Gold for December delivery fell more than $50 to $1,710 an ounce in afternoon trade in London on Thursday, bring its losses since the record high of Monday to 10%, the worst slump since March 2008.
On Wednesday, the Chicago stock exchange operator CME followed a move by the Shanghai Gold Exchange by increasing the margin requirement as a way to “ensure adequate collateral coverage.” The minimum cash deposit to borrow from brokers to trade gold futures will rise 27% to $9,450 per 100-ounce contract at the end of today. Silver slumped as much as 35% in London in about three weeks from its April 25 record of $49.79 an ounce after CME announced margin increases.
Adjusted for inflation gold record-setting run this month did not breach the 1980 peak of $850/oz which translates to around $2,400 in today’s dollars. Then as now gold was sought after because of its inflation-beating qualities and safe haven status amid Russia’s war in Afghanistan and geopolitical tensions following the Iranian revolution.
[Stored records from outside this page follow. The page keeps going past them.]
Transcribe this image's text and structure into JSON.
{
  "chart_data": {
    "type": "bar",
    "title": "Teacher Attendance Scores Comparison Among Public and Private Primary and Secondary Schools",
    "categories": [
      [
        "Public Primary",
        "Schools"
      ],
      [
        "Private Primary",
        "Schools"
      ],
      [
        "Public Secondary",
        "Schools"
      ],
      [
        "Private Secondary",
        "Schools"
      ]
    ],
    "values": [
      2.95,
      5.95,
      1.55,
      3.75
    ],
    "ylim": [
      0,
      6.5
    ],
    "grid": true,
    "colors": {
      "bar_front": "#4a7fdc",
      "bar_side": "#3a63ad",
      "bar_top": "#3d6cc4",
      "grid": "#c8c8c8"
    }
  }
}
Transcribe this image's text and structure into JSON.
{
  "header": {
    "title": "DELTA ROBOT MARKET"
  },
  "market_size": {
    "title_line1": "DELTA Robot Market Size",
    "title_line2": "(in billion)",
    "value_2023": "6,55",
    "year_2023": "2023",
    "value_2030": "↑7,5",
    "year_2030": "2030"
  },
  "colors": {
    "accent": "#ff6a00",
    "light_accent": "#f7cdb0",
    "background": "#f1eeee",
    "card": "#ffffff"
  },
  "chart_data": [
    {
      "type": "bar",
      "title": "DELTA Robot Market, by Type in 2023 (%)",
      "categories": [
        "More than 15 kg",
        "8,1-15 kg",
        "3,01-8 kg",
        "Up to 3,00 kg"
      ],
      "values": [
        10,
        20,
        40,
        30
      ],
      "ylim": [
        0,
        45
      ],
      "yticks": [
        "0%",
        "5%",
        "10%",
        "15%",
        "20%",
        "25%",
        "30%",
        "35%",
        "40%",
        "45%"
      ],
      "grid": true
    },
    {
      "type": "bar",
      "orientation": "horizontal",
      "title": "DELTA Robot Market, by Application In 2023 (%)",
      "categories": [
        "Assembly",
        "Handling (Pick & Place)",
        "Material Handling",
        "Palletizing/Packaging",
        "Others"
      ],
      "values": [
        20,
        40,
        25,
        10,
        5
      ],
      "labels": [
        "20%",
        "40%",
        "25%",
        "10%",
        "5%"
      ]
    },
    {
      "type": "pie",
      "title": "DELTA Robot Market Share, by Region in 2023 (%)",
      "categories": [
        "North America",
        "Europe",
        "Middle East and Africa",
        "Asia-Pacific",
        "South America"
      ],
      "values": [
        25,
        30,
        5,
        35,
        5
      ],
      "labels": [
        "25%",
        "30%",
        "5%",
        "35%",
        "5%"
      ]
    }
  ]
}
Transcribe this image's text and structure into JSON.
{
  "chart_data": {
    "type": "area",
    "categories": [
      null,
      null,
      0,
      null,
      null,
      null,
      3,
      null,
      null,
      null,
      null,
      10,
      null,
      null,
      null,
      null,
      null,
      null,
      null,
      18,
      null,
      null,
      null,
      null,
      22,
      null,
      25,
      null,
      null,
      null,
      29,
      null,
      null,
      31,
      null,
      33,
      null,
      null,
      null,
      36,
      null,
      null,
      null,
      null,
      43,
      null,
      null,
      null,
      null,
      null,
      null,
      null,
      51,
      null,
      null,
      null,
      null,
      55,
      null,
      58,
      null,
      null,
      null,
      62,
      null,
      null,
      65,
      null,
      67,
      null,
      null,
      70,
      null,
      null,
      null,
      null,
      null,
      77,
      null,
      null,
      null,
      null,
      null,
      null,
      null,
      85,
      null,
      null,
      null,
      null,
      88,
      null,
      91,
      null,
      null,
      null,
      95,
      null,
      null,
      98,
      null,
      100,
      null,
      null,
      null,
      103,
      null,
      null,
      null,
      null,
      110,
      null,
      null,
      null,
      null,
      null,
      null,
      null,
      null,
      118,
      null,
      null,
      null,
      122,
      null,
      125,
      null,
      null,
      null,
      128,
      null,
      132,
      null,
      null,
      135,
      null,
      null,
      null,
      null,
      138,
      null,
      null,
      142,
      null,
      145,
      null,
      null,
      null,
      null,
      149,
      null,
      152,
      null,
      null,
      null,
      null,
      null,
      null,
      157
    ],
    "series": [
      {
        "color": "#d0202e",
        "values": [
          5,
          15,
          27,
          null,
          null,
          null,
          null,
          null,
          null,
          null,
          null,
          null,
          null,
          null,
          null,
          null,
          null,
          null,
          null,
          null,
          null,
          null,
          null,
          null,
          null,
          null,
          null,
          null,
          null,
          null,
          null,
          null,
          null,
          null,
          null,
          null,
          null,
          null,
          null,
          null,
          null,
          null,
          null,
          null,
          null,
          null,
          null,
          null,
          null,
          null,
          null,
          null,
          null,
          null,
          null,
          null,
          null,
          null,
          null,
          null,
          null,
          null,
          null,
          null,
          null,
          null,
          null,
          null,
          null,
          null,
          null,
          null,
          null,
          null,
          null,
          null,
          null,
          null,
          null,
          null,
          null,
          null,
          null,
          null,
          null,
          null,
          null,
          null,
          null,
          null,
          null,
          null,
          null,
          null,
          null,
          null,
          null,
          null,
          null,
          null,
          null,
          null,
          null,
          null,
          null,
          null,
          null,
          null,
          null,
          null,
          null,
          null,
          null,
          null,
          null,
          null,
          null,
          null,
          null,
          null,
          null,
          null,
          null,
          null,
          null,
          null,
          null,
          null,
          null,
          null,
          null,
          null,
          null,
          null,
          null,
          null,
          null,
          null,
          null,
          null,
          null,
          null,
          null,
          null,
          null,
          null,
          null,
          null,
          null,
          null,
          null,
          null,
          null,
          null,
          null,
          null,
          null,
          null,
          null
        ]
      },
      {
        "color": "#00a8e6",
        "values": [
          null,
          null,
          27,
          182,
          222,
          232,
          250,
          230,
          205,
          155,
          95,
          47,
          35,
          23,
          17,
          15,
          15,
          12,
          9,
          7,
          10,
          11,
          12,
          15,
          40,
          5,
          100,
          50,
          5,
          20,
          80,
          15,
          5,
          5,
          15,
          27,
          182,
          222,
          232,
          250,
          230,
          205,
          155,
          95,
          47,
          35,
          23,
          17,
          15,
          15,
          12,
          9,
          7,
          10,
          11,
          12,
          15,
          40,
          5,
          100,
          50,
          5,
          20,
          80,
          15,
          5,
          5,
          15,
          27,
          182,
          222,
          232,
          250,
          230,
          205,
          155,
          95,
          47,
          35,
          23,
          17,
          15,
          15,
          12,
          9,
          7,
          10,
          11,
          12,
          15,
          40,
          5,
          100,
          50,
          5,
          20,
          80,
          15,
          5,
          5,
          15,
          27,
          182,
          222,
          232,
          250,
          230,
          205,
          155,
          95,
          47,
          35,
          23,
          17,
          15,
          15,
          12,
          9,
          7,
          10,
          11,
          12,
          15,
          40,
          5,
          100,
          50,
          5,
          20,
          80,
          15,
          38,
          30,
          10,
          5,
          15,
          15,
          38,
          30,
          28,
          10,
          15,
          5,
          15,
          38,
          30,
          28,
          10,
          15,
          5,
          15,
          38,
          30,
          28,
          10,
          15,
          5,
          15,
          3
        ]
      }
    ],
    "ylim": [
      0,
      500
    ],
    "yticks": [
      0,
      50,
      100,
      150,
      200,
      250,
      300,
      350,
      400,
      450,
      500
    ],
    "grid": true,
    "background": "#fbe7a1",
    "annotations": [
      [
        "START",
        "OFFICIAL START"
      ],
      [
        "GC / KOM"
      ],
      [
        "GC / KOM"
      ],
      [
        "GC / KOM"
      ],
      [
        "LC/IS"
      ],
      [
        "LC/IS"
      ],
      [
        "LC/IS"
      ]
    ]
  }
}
MarketWatch quotes Commerzbank analysts: “Speculative financial investors are clearly closing long positions on a large scale at present, after the CME Group has increased the margin requirement for gold futures.”
Bloomberg quotes economist Dennis Gartman: “In our opinion the margin is not nearly high enough yet. Proper margining would seem to be closer to $15,000 per contract, for given the volatility that exists presently the exchange needs to protect itself and its clients from the possibility that a large speculator or two or three cannot put the exchange into jeopardy.”